I am a Master’s student in the College of Computer Science and Technology at Zhejiang University, under the supervision of Professor Zhou Zhao. I also completed my Bachelor’s degree at Zhejiang University. My research focuses on 3D/2D Computer Vision and Multi-modal Learning.

📝 Publications

NeurIPS 2024

Chat-Scene: Bridging 3D Scene and Large Language Models with Object Identifiers.

Haifeng Huang, Yilun Chen, Zehan Wang, Rongjie Huang, Runsen Xu, Tai Wang, Luping Liu, Xize Cheng, Yang Zhao, Jiangmiao Pang, Zhou Zhao

Chat-Scene is a 3D LLM which processes both point clouds and multi-view images for 3D scene understanding, excelling in tasks such as 3D grounding, captioning, and question answering.
(Sep. 2024) Ranked 1st on the grounding benchmark ScanRefer and the captioning benchmark Scan2Cap.

Arxiv 2024

Grounded 3D-LLM with Referent Tokens.

Yilun Chen*, Shuai Yang*, Haifeng Huang*, Tai Wang, Ruiyuan Lyu, Runsen Xu, Dahua Lin, Jiangmiao Pang.

Grounded 3D-LLM establishes a correspondence between 3D scenes and language phrases through referent tokens.
Create a large-scale grounded scene caption dataset at phrase-level.

Arxiv 2023

Chat-3D: Data-efficiently Tuning Large Language Model for Universal Dialogue of 3D Scenes.

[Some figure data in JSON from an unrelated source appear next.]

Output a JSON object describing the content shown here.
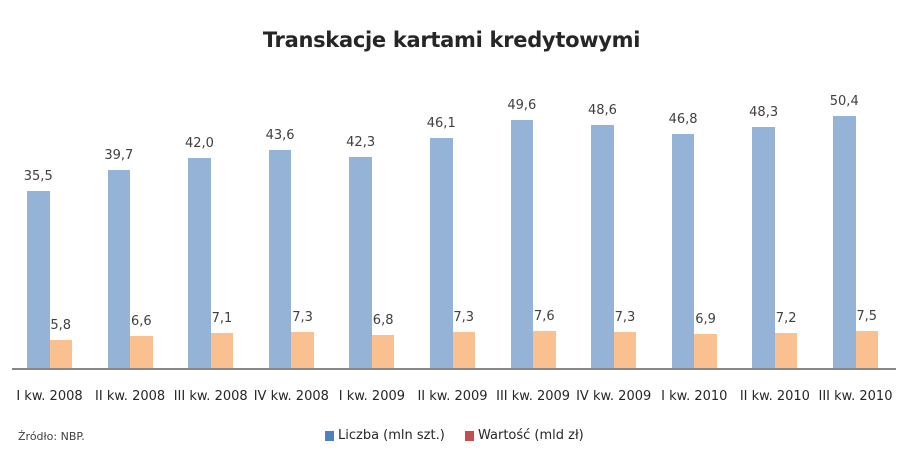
{
  "chart_data": {
    "type": "bar",
    "title": "Transkacje kartami kredytowymi",
    "xlabel": "",
    "ylabel": "",
    "categories": [
      "I kw. 2008",
      "II kw. 2008",
      "III kw. 2008",
      "IV kw. 2008",
      "I kw. 2009",
      "II kw. 2009",
      "III kw. 2009",
      "IV kw. 2009",
      "I kw. 2010",
      "II kw. 2010",
      "III kw. 2010"
    ],
    "series": [
      {
        "name": "Liczba (mln szt.)",
        "color": "#95b3d7",
        "legend_color": "#4f81bd",
        "values": [
          35.5,
          39.7,
          42.0,
          43.6,
          42.3,
          46.1,
          49.6,
          48.6,
          46.8,
          48.3,
          50.4
        ],
        "labels": [
          "35,5",
          "39,7",
          "42,0",
          "43,6",
          "42,3",
          "46,1",
          "49,6",
          "48,6",
          "46,8",
          "48,3",
          "50,4"
        ]
      },
      {
        "name": "Wartość (mld zł)",
        "color": "#fac090",
        "legend_color": "#c0504d",
        "values": [
          5.8,
          6.6,
          7.1,
          7.3,
          6.8,
          7.3,
          7.6,
          7.3,
          6.9,
          7.2,
          7.5
        ],
        "labels": [
          "5,8",
          "6,6",
          "7,1",
          "7,3",
          "6,8",
          "7,3",
          "7,6",
          "7,3",
          "6,9",
          "7,2",
          "7,5"
        ]
      }
    ],
    "grid": false,
    "legend_position": "bottom",
    "data_labels": true
  },
  "source": "Źródło: NBP."
}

Zehan Wang*, Haifeng Huang*, Yang Zhao, Ziang Zhang, Zhou Zhao.

Chat-3D is one of the frist 3D LLMs.

ICCV 2023

Distilling Coarse-to-Fine Semantic Matching Knowledge for Weakly Supervised 3D Visual Grounding.

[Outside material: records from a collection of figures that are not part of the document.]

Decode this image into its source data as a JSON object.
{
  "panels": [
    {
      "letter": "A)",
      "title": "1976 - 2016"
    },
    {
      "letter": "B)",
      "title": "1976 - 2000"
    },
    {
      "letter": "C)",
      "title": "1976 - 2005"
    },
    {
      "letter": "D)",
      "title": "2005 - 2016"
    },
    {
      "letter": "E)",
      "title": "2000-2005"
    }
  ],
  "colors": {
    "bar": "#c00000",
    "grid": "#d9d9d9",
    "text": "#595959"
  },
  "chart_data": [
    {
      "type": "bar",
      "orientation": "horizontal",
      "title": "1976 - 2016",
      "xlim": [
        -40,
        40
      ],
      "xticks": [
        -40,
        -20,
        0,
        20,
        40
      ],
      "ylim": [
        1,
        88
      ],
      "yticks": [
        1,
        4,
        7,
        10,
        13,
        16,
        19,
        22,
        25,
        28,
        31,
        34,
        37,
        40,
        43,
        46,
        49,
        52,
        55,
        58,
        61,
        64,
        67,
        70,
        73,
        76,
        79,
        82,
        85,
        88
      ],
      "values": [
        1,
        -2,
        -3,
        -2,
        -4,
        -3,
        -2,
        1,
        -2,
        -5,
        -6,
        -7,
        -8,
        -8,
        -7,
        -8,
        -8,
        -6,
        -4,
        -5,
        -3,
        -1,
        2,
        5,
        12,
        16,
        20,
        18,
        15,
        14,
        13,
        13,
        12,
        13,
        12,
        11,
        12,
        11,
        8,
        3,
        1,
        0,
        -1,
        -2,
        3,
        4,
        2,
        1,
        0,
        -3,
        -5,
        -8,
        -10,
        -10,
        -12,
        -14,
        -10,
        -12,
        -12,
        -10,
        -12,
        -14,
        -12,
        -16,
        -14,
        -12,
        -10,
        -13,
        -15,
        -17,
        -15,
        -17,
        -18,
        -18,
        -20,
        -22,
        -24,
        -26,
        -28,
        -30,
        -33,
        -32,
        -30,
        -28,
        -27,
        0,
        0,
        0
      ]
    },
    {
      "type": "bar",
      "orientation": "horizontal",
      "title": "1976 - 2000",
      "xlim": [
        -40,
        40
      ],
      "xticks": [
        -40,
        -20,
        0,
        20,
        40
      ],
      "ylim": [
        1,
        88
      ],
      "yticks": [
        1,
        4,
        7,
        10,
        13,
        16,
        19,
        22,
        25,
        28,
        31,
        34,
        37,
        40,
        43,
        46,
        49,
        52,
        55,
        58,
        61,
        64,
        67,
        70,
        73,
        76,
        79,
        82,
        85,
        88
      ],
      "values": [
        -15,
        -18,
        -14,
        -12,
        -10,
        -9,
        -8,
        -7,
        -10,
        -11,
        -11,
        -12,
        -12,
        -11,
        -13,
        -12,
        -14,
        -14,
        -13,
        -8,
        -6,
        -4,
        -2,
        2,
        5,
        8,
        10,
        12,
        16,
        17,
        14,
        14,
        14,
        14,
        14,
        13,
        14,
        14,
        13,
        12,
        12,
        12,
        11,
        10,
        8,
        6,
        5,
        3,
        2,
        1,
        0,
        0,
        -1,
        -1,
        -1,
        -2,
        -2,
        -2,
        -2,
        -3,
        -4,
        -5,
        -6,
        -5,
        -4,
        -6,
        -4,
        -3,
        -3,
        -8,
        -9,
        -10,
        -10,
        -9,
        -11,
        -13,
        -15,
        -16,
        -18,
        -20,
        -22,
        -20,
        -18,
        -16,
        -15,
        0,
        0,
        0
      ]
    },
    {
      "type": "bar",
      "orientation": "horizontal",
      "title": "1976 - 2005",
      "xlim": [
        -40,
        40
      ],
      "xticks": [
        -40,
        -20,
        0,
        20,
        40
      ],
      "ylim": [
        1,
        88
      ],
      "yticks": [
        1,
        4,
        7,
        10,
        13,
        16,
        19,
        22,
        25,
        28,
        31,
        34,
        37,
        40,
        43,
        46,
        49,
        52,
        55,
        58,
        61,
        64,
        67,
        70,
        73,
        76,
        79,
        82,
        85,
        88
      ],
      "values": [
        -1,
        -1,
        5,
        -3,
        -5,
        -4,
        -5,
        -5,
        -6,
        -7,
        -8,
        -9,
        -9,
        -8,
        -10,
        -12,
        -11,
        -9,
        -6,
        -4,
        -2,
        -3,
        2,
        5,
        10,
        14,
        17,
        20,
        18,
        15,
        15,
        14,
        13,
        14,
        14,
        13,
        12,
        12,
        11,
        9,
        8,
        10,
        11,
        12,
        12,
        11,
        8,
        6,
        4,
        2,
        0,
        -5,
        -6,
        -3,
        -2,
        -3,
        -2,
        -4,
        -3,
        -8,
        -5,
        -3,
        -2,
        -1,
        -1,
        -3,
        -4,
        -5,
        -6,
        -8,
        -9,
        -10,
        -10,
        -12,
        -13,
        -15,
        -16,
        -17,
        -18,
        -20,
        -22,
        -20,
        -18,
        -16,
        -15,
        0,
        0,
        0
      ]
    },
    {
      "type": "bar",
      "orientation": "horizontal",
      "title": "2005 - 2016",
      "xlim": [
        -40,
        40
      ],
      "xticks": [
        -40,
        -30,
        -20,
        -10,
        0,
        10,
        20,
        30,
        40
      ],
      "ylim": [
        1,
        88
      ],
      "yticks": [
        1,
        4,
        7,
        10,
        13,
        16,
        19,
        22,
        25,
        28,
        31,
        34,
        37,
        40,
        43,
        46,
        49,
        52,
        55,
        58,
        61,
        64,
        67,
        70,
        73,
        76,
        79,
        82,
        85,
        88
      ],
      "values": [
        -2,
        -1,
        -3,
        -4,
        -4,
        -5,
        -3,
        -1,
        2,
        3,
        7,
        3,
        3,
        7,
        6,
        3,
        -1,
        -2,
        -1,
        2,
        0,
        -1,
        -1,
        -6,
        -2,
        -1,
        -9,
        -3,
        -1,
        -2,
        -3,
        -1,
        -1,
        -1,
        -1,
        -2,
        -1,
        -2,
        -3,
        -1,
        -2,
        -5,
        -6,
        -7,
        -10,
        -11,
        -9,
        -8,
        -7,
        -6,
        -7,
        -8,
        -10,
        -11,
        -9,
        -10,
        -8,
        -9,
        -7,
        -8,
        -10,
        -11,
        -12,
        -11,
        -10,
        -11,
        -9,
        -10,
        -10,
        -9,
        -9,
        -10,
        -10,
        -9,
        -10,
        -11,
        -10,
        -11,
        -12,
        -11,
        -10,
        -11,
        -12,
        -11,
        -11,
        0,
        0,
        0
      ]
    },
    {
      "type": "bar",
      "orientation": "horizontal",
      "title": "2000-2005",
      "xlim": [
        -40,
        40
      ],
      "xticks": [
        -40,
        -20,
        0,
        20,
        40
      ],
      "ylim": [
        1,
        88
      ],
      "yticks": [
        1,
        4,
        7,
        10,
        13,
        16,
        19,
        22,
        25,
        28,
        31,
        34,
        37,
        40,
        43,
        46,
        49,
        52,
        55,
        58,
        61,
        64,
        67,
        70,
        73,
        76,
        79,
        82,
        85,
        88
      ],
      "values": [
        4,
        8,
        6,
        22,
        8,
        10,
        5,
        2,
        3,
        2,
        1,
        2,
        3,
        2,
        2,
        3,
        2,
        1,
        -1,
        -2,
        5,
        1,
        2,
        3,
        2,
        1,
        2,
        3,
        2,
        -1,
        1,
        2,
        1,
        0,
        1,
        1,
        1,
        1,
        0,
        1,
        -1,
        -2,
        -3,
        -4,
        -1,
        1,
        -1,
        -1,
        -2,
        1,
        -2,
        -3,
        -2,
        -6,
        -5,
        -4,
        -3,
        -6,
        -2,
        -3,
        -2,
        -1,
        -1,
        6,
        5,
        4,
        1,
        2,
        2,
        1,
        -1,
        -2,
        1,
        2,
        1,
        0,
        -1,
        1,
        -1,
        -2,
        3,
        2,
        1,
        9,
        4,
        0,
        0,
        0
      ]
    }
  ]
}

Zehan Wang*, Haifeng Huang*, Yang Zhao, Linjun Li, Xize Cheng, Yichen Zhu, Aoxiong Yin, Zhou Zhao

The first weakly-supervised 3D visual grounding method.

NeurIPS 2022

Towards Effective Multi-modal Interchanges in Zero-resource Sounding Object Localization.

Yang Zhao*, Chen Zhang*, Haifeng Huang*, Haoyuan Li, Zhou Zhao

A method for sounding object localization without training on any prior data in this field.